Embed the X-axis at the bottom of the drawing, because each graph doesn’t have an X-axis, and we want them all to have one.

Notice how incongruous the drawing looks at this point, the height is about ten times the width.

big_plot_w_x_axis_title <- arrangeGrob(big_plot,
                                      px_axis_x,
                                      heights = c(10,1))
grid.newpage()
grid.draw(big_plot_w_x_axis_title)
Copy the code

Drawings take up different amounts of space because each diagram has a different vocabulary length.

It looks a little confusing.

Normally we would use facet_grid() or facet_wrap() to make sure the drawing is clean and orderly, but we don’t use this because the background of each graph is different and cannot be mapped to the plane like other columns in the data box (because the background image is not actually part of the data box).

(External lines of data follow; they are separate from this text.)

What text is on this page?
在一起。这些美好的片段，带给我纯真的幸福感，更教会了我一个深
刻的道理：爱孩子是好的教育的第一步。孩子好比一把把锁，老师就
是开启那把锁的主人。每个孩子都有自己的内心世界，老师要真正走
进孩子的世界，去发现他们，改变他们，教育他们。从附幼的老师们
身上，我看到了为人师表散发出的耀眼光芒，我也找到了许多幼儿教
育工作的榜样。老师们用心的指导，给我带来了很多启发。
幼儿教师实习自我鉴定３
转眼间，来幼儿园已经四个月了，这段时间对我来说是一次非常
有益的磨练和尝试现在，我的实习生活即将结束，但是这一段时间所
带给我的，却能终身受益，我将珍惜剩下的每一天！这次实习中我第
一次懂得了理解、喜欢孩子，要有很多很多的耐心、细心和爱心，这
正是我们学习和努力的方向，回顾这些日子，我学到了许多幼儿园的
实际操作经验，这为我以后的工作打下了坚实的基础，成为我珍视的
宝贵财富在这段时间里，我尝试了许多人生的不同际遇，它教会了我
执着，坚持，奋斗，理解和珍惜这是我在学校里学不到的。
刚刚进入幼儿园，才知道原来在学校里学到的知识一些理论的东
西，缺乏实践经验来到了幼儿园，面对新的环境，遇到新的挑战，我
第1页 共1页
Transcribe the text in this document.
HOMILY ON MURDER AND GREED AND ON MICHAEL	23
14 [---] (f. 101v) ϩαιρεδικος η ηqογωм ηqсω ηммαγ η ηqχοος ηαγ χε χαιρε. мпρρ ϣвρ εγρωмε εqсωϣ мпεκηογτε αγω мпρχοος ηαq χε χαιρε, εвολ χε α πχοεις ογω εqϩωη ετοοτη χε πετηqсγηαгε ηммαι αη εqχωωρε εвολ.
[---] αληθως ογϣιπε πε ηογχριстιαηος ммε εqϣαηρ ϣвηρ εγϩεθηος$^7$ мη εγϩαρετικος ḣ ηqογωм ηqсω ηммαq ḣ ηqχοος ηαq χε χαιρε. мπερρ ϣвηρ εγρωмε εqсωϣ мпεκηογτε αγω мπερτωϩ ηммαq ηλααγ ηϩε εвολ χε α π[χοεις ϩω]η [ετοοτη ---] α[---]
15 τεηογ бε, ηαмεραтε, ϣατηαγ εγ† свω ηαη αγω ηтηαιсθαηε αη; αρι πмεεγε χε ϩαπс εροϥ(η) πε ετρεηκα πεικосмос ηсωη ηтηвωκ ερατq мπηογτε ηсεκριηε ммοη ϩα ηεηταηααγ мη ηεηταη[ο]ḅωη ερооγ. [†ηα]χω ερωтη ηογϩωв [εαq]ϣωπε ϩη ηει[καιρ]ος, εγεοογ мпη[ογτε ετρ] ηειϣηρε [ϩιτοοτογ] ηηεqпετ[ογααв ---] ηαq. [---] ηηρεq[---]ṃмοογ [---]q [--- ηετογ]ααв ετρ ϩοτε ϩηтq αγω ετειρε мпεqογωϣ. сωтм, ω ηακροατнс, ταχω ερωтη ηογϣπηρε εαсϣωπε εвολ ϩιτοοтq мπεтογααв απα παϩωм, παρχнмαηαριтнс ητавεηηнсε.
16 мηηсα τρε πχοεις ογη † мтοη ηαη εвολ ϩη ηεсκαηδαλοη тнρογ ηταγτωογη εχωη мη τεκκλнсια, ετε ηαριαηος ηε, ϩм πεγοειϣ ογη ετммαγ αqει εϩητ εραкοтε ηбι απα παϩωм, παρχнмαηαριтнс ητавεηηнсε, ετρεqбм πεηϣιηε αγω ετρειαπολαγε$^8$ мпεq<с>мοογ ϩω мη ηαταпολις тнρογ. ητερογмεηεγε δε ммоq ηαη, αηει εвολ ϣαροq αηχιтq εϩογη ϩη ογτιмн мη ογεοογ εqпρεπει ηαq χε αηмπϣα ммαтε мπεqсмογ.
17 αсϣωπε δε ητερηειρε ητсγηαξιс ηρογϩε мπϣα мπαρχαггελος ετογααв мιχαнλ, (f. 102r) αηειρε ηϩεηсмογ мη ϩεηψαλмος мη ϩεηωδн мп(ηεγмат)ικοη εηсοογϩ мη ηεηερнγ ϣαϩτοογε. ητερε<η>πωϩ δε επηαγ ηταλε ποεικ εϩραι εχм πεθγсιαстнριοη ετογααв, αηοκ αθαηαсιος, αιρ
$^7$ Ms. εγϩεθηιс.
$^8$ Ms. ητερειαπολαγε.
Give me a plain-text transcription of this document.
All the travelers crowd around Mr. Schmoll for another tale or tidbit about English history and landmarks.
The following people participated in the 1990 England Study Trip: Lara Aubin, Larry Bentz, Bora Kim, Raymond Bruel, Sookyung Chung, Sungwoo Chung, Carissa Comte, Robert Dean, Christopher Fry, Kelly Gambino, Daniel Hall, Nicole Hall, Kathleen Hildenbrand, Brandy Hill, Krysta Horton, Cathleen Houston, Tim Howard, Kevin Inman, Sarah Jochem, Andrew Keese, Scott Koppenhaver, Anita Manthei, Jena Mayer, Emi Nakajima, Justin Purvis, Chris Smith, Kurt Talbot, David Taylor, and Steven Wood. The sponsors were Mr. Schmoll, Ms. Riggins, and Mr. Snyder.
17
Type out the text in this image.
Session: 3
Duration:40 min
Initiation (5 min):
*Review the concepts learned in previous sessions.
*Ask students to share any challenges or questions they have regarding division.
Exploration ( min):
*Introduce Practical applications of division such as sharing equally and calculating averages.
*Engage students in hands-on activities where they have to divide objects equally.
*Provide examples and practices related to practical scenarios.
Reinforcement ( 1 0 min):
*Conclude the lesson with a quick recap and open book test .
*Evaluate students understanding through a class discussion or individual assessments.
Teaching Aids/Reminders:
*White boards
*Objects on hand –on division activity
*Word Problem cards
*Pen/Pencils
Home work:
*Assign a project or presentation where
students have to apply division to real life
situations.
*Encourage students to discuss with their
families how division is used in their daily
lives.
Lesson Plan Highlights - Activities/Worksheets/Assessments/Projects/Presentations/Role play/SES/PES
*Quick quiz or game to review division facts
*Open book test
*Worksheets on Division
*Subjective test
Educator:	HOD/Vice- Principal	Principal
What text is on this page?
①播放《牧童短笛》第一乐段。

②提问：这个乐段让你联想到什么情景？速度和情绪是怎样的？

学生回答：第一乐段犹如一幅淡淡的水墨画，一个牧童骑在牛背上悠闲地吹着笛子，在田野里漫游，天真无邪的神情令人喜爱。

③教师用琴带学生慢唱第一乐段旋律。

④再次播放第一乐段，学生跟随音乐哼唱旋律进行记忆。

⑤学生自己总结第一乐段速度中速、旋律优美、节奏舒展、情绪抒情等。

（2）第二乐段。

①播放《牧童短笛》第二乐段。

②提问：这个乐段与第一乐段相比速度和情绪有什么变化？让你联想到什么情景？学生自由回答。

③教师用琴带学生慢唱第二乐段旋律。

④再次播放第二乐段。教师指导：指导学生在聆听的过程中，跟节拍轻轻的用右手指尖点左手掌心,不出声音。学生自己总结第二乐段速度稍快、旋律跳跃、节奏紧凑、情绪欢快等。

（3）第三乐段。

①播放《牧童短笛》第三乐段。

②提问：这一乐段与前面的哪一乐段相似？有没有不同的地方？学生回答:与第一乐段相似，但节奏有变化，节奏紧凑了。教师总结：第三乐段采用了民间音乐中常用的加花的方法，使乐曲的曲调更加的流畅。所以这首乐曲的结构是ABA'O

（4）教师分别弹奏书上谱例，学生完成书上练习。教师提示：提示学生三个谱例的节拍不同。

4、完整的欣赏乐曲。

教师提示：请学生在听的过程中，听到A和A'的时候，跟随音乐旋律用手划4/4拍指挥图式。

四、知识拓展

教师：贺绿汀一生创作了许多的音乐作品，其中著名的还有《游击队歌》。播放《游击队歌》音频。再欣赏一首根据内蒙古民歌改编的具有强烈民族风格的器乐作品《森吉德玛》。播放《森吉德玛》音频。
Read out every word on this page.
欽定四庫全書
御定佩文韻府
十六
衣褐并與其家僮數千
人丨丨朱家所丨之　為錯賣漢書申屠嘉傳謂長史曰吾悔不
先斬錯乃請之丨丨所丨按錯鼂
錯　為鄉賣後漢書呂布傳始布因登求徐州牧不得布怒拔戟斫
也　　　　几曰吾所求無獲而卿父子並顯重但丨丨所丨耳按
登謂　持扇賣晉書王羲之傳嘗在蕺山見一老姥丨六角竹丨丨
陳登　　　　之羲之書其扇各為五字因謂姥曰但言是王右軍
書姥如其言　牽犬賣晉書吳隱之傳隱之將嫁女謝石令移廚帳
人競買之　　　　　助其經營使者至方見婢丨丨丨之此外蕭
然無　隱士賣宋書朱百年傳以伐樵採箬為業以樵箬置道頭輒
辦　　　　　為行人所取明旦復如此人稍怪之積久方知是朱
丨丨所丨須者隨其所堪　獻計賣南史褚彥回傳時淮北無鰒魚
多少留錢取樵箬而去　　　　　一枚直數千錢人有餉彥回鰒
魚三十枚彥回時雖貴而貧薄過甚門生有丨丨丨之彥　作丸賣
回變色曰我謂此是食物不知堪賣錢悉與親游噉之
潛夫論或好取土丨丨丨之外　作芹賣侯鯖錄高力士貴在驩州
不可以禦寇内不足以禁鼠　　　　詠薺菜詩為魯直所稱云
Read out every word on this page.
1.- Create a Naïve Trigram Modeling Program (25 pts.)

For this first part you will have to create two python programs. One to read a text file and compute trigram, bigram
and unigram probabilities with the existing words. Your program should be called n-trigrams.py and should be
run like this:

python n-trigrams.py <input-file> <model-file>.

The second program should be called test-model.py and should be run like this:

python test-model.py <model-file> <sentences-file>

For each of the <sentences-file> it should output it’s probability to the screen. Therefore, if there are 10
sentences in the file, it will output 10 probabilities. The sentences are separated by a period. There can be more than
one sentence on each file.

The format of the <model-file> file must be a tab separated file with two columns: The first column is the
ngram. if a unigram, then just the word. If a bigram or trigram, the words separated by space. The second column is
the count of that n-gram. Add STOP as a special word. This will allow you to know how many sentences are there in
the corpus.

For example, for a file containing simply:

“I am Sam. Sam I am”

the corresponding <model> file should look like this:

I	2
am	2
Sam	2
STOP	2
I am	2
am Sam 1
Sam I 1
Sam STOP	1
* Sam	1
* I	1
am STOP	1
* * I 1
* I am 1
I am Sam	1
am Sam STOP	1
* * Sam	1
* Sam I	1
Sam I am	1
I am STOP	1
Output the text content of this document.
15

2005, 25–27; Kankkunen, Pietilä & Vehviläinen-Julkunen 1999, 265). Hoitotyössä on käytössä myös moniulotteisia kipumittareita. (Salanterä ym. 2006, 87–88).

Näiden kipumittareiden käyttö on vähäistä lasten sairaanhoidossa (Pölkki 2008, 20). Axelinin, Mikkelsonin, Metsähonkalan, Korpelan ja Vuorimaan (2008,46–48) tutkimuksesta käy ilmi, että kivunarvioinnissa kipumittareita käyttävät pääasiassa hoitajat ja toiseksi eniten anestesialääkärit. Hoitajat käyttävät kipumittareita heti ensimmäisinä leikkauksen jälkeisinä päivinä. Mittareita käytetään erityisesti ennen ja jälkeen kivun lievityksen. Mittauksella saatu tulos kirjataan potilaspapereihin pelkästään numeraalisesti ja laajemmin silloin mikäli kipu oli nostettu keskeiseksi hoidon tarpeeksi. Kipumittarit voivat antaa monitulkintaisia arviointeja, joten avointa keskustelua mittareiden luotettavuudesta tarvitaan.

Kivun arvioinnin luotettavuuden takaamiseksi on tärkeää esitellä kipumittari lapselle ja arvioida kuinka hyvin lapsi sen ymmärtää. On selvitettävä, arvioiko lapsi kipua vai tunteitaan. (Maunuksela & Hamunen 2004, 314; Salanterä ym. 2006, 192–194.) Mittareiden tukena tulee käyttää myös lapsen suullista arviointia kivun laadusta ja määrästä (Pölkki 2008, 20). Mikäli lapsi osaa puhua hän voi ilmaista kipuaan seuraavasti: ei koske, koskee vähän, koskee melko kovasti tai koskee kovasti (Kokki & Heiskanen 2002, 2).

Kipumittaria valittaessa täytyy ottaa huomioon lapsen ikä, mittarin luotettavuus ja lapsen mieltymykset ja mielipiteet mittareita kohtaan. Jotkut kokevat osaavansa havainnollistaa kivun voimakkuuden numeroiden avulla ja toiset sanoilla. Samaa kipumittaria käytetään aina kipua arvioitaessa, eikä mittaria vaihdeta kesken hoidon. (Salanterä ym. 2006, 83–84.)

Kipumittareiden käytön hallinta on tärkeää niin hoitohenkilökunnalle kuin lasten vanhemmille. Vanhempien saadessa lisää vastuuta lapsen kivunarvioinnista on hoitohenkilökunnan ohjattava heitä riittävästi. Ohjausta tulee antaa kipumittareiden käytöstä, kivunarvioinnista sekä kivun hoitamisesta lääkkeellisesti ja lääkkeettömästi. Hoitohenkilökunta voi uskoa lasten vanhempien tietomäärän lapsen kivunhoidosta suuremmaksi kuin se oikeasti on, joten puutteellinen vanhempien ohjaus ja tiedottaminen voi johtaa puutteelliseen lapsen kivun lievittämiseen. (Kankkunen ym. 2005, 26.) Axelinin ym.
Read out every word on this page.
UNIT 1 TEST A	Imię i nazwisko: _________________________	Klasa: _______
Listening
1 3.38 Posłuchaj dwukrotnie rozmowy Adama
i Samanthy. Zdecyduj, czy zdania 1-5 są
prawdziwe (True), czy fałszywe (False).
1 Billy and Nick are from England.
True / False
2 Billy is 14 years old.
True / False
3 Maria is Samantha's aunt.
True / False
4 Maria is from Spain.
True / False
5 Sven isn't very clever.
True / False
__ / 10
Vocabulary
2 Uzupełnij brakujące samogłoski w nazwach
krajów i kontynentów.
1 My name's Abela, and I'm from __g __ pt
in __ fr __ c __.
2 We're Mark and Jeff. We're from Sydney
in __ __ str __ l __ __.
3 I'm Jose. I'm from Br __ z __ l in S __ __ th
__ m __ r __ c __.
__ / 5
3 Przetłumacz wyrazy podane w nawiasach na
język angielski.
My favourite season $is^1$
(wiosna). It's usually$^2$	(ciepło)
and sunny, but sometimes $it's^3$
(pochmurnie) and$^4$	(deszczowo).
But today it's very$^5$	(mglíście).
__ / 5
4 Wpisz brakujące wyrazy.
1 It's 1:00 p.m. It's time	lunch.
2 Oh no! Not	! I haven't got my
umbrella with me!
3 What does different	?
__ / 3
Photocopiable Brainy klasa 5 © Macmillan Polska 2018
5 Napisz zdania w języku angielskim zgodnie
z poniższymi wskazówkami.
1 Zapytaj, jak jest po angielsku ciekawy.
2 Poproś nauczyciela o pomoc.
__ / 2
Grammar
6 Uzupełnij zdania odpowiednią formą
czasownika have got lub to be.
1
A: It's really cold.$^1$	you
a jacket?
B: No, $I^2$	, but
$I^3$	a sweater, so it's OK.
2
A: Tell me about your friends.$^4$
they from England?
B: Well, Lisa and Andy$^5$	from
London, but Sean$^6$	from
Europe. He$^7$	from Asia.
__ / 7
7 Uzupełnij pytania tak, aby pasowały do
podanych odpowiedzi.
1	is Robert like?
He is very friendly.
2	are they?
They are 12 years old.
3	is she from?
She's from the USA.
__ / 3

Use cowplot instead of arrangeGrob

The axis of the drawing will be vertically aligned:

big_plot_aligned <- cowplot::plot_grid(plotlist = all_plots, align = 'v', nrow = 4)
Copy the code

As before, add the X-axis name to the bottom of the grid after drawing alignment.

Big_plot_w_x_axis_title_aligned < -arrangegrob (big_plot_aligned, px_axis_x, heights = c(10,1))Copy the code

Here’s how to draw the whole image on the screen:

grid.newpage()
grid.draw(big_plot_w_x_axis_title_aligned)
Copy the code

Very good!

Save the final image:

ggsave(big_plot_w_x_axis_title_aligned,
      file = "Avengers_Word_Usage.png",
      width = 12, height = 6.3)
Copy the code

In this way, we visualized the favorite phrases of the avengers!